Political divisions could split electoral and popular votes
Most polls at this moment suggest GOP nominee Mitt Romney is in the lead nationally, but surveys in the nine or so swing states are registering a narrow advantage for President Barack Obama.
So here’s a prospect worth contemplating: What if Romney carries the popular vote, but Obama regains the presidency by winning 270 votes or more in the electoral college?
“I think it’s a 50/50 possibility — or more,” said Mark McKinnon, who was a political strategist for former president George W. Bush.
“If the election were held tomorrow, it wouldn’t just be a possibility, it would be actual,” added William Galston, a senior fellow at the Brookings Institution, who also served as a policy advisor to former president Bill Clinton.
That kind of split decision between the electorate and the electoral college would mark the fifth time in U.S. history — and the second time in a dozen years — that the person who occupies the White House was not the one who got the most votes on Election Day.
What has never happened before is an incumbent president being returned to office after the majority of the electorate voted to throw him out.
Every modern president to be reelected — Dwight Eisenhower, Richard Nixon, Ronald Reagan, Clinton, George W. Bush — has gotten a bigger share of the vote in their second bid for office than their first, and with it, a chance to claim a mandate.
A win in the electoral college that is not accompanied by one in the popular vote casts a shadow over the president and his ability to govern.
If Obama is reelected that way, “the Republican base will be screaming that Romney should be president, and Obama doesn’t represent the country,” McKinnon predicted. “It’s going to encourage more hyperpartisanship.”

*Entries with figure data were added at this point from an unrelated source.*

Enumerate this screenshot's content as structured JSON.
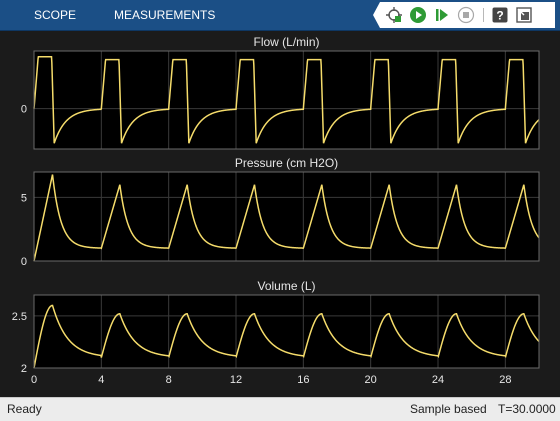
{
  "tabs": {
    "scope": "SCOPE",
    "measurements": "MEASUREMENTS"
  },
  "toolbar": {
    "icons": [
      "highlight-simulink-block-icon",
      "run-icon",
      "step-forward-icon",
      "stop-icon",
      "help-icon",
      "undock-icon"
    ],
    "accent": "#2e9b35"
  },
  "status": {
    "left": "Ready",
    "mode": "Sample based",
    "time": "T=30.0000"
  },
  "colors": {
    "trace": "#f5dc6b",
    "background": "#1b1b1b",
    "plot_bg": "#000000",
    "grid": "#3a3a3a",
    "axis_text": "#e6e6e6"
  },
  "chart_data": [
    {
      "type": "line",
      "title": "Flow (L/min)",
      "xlim": [
        0,
        30
      ],
      "ylim": [
        -0.7,
        1.0
      ],
      "yticks": [
        0
      ],
      "ytick_labels": [
        "0"
      ],
      "grid": true,
      "series": [
        {
          "kind": "flow",
          "period": 4,
          "first_peak": 0.9,
          "peak": 0.85,
          "trough": -0.6
        }
      ]
    },
    {
      "type": "line",
      "title": "Pressure (cm H2O)",
      "xlim": [
        0,
        30
      ],
      "ylim": [
        0,
        7
      ],
      "yticks": [
        0,
        5
      ],
      "ytick_labels": [
        "0",
        "5"
      ],
      "grid": true,
      "series": [
        {
          "kind": "pressure",
          "period": 4,
          "first_peak": 6.8,
          "peak": 6.0,
          "baseline": 1.0
        }
      ]
    },
    {
      "type": "line",
      "title": "Volume (L)",
      "xlim": [
        0,
        30
      ],
      "ylim": [
        2,
        2.7
      ],
      "yticks": [
        2,
        2.5
      ],
      "ytick_labels": [
        "2",
        "2.5"
      ],
      "grid": true,
      "xticks": [
        0,
        4,
        8,
        12,
        16,
        20,
        24,
        28
      ],
      "xtick_labels": [
        "0",
        "4",
        "8",
        "12",
        "16",
        "20",
        "24",
        "28"
      ],
      "series": [
        {
          "kind": "volume",
          "period": 4,
          "first_peak": 2.6,
          "peak": 2.52,
          "baseline": 2.1
        }
      ]
    }
  ]
}
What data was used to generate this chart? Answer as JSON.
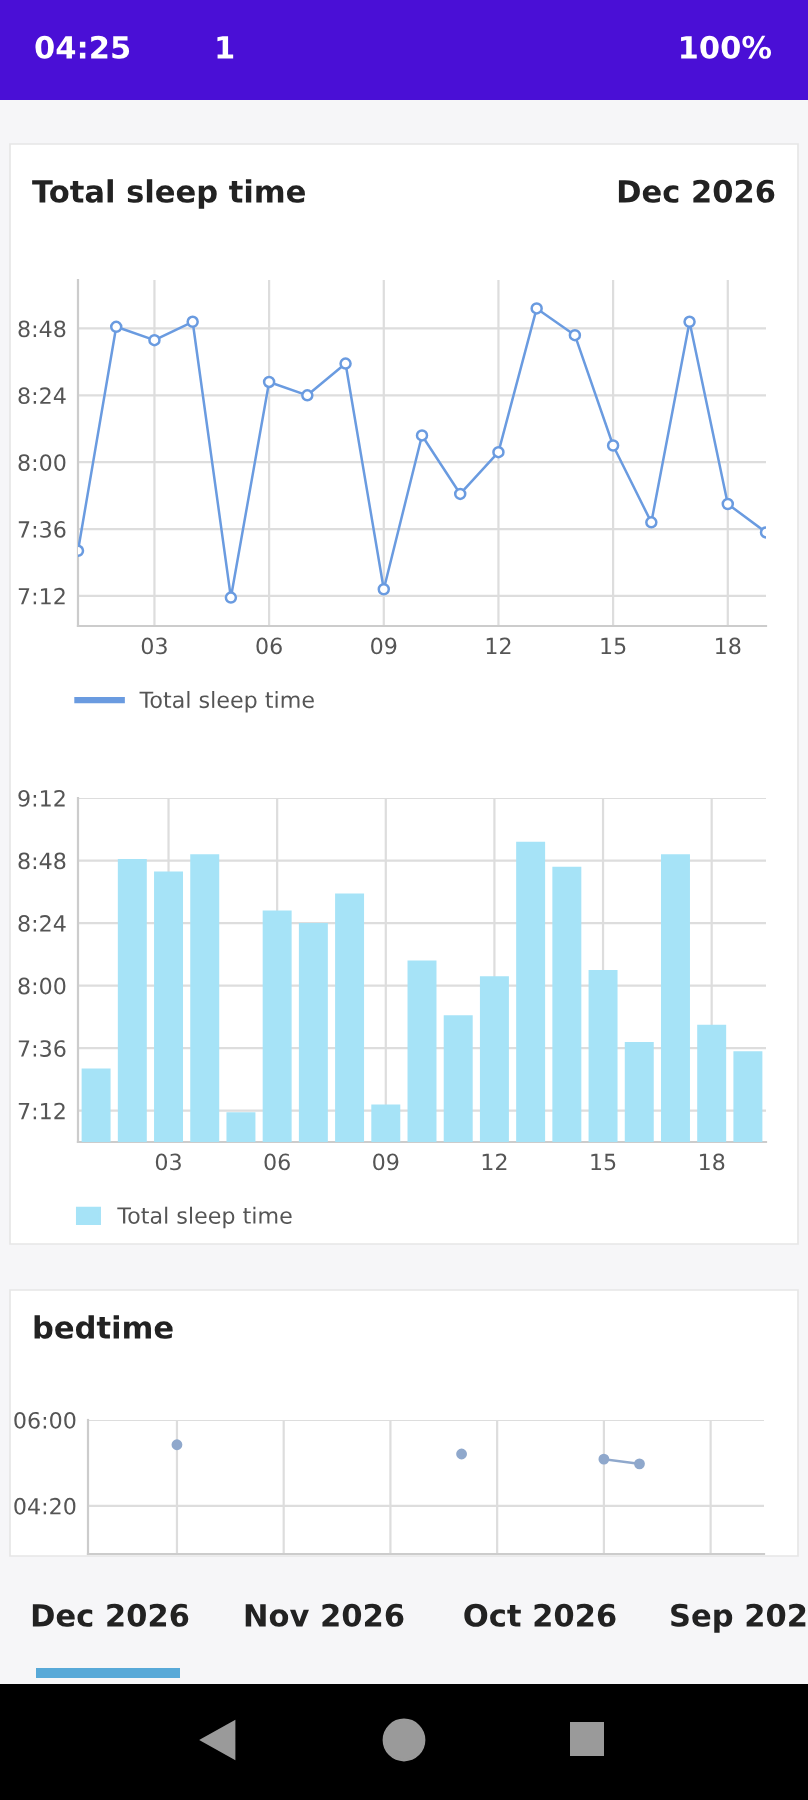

Veterans of the Bush White House understand that problem well. Bush was never able to shake the accusations of some Democrats that he had “stolen” the 2000 election in a recount of Florida votes that required a U.S. Supreme Court decision to determine the winner. ThenVice President Al Gore had won the popular vote that year by 500,000 votes.
“A close election is a polarizing event, and a discrepancy between the popular outcome and the electoral vote only adds to the polarization,” said Karen Hughes, who served as a counselor to Bush. “It rubs a raw nerve even rawer.”
And that kind of split decision may well happen more often in the future, if the nation’s political system remains both deeply and closely divided.
Polarization
amplifies the quirkiness of the electoral college system by encouraging the candidates to ignore the nation’s biggest population centers, except for fundraising purposes, and to devote their energies to winning over that narrow slice of voters who live in states where the Election Day outcome is in doubt.
The electoral college is an artifact of an era when the lack of organized political parties and the difficulties of travel and communication prevented candidates from waging a national campaign.
Given those impediments, the Founding Fathers were leery of a direct popular vote as a means of gauging the popular will. But they also did not want to give Congress the power to select a president. So they set up a process by which each state would be allocated a number of electors, equal to the total of its House members and senators.
If that system yet again produces a president who does not also win the popular vote, it will raise new questions about whether the electoral college should be abolished — something that would require a constitutional amendment.
For now, however, both campaigns are so fixated on winning the battleground states that they are not giving much thought to the prospect of an electoral college victory that is not accompanied by a popularvote mandate.